Crises alimentaires et révoltes : Retour sur les «émeutes de la faim»

L’actuelle flambée des prix à l’échelle mondiale des denrées alimentaires provoquera immanquablement des bouleversements politiques dans les pays où la situation est critique. Ce n’est pas une situation inédite. Depuis le début du 21e siècle, le monde a déjà connu deux grandes crises des prix alimentaires : d’abord en 2007-2008 puis en 2010-2012.

La première de ces crises se développa en parallèle à celle des subprimes, laquelle déboucha sur la crise financière et économique de 2008-2009. La hausse des prix à l’époque était inégalée depuis le choc pétrolier de 1973. Entre 2006 et 2008, le prix avait monté de 217% pour le riz, de 136% pour le blé, de 125% pour le maïs et de 107% pour le soja.

2008

Parmi les multiples causes de cette crise, on trouve la hausse du prix de pétrole. Celui-ci eut des répercussions sur le coût de la production alimentaire (transports, engrais, etc.) et accéléra une demande déjà croissante pour les biocarburants. Aussi il y eut des chocs spéculatifs le marché des denrées alimentaires. Cela s’explique par une demande croissante, le sous-investissement dans l’agriculture et une dérégulation néolibérale des marchés.

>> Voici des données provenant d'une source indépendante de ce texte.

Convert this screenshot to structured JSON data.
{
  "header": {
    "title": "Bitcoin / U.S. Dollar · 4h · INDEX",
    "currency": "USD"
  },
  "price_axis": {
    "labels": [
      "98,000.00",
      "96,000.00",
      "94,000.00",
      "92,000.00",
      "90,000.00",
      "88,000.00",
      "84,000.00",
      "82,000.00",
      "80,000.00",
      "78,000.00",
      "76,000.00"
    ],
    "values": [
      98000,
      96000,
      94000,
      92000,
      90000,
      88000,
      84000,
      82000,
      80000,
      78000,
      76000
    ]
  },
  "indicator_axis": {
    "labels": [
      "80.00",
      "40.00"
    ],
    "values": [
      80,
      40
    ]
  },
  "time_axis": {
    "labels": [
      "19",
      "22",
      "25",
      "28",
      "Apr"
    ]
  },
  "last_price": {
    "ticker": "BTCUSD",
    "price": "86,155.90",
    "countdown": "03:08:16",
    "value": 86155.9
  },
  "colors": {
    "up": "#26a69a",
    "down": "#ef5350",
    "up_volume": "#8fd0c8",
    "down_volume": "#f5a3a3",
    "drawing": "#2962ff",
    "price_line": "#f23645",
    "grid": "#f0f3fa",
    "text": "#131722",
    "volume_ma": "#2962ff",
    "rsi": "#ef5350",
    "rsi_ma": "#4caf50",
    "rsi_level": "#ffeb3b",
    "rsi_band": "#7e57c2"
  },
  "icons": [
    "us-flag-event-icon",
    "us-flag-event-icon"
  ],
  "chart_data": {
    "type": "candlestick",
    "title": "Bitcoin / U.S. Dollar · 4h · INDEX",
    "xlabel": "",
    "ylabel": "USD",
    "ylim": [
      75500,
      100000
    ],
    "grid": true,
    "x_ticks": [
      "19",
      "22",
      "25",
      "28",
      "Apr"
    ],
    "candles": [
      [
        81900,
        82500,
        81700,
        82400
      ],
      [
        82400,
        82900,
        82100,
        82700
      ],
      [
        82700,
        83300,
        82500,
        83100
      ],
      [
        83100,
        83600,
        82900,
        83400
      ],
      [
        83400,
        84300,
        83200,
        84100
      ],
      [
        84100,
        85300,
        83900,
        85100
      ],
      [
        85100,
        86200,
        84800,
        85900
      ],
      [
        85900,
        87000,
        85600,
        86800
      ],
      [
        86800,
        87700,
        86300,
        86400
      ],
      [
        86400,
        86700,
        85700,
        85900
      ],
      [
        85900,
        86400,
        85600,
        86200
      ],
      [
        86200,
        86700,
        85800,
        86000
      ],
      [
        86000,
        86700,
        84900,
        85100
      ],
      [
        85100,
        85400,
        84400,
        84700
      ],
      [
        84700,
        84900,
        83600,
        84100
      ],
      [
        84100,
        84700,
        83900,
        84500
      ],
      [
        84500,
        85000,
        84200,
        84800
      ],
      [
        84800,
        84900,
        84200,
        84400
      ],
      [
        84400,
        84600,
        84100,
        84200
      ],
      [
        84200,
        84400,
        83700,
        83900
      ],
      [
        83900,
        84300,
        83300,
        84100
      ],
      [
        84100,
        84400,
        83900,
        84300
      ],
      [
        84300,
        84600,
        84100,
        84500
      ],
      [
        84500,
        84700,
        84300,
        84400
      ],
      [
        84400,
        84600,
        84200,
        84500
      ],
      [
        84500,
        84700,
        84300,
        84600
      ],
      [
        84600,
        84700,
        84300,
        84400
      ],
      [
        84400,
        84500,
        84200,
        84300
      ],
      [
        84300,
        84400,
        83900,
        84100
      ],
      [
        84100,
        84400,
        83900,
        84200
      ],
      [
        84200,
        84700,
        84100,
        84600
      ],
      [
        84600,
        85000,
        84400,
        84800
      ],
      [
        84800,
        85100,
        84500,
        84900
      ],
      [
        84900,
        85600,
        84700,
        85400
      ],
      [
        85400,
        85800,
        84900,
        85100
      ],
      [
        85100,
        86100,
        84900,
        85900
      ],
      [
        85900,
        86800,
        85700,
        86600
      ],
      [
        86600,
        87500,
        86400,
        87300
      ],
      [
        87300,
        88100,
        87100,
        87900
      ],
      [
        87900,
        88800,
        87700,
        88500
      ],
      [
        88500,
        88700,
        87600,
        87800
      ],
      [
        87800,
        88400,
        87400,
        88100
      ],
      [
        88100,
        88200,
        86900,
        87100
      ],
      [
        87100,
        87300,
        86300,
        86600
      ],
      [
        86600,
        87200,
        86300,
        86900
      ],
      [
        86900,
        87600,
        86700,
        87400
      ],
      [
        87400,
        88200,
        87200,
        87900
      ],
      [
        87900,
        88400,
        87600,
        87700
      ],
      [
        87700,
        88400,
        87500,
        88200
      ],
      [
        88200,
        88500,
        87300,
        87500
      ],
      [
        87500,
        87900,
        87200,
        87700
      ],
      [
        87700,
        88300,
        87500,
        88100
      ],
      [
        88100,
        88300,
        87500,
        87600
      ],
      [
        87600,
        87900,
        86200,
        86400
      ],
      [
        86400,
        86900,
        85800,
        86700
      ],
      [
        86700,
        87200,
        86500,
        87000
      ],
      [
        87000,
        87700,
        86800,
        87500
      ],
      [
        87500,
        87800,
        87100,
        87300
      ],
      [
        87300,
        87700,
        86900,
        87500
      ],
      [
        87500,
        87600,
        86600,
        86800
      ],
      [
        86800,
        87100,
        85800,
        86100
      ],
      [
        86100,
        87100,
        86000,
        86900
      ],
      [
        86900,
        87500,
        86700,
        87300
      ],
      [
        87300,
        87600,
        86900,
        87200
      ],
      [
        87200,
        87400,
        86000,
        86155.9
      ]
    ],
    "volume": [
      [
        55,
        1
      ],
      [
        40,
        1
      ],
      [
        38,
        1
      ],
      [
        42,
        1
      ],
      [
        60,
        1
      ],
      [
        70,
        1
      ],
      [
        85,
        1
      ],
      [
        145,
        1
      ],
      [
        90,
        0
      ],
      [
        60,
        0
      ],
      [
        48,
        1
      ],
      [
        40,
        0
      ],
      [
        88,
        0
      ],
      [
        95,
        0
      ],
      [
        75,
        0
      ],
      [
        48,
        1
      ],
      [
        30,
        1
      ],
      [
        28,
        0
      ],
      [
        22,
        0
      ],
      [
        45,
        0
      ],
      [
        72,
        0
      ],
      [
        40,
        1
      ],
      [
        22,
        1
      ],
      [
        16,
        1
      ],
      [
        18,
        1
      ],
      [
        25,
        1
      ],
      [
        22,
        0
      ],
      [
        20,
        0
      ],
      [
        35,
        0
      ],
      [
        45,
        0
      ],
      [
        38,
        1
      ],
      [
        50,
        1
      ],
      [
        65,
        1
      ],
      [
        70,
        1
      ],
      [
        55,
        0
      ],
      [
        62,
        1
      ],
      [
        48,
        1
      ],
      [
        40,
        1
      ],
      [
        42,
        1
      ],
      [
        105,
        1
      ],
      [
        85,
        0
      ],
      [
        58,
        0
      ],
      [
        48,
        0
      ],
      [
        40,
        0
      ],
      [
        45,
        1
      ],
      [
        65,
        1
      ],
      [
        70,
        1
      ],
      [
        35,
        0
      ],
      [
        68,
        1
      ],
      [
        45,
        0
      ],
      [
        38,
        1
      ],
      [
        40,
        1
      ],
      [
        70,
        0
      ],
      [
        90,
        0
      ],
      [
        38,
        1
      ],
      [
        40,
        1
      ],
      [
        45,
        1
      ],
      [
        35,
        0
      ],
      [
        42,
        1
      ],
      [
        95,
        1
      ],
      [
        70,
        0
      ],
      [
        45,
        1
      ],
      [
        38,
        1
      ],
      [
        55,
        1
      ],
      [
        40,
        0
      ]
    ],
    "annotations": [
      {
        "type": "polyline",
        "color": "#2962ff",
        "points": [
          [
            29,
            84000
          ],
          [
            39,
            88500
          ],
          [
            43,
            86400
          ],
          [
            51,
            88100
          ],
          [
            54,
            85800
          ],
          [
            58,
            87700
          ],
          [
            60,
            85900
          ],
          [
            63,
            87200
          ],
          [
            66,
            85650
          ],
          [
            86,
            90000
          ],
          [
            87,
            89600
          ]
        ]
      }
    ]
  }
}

Ces événements poussèrent des millions de gens à descendre dans la rue. 48 pays furent secoués par des troubles politiques, des émeutes, des manifestations et des grèves. Les pays touchés furent aussi divers que l’Égypte, le Cameroun, le Bangladesh ou Haïti.

Dans le bassin minier de Gafsa, en Tunisie, la crise alimentaire contribua au ras le bol d’une jeunesse sans futur. La révolte défia l’existence même du régime mais resta isolée et finit par être réprimée par la force.

La crise ayant connu son pic en avril 2008, les prix de l’alimentation retombèrent rapidement en raison de la récession provoquée par la crise financière.

2011

Toutefois, dès 2010, les prix montèrent à nouveau, provoquant une seconde crise alimentaire. Les causes structurelles une fois encore furent les mêmes. La situation concrète n’est pas sans nous rappeler 2022. La perte de récoltes à cause de la sécheresse eut comme résultat que la Russie décida d’interdire l’exportation des céréales. La spéculation fit le reste.

Cette nouvelle crise provoqua une nouvelle vague de protestations, surtout en Afrique. Toutefois, dans certains pays les retombées politiques furent bien plus profondes. Car les masses apprennent de leurs expériences et en tirent les conclusions. En Tunisie la révolte ne resta plus confinée à une seule région, et gagna tout le pays. Après la chute du dictateur Ben Ali, ce fut le tour de l’Égypte et d’autres pays d’Afrique du Nord et du Moyen-Orient. La contestation ne se limitait désormais plus aux prix alimentaires mais exprima un rejet bien plus général des régimes en place.

2022

Aujourd’hui, la crise touchant l’approvisionnement alimentaire mondial est encore bien pire qu’en 2008-2009 ou 2010-2012. La crise du système capitaliste ne s’exprime pas uniquement à travers des marchés dérégulés, source de tant de misère, mais aussi de plus en plus à travers les conflits géopolitiques et la crise climatique. Pour mettre fin à ce chaos et assurer une alimentation adéquate à tous les habitants et les habitantes de la terre, il faudra faire tomber non seulement des régimes scélérats mais aussi le système capitaliste en tant que tel.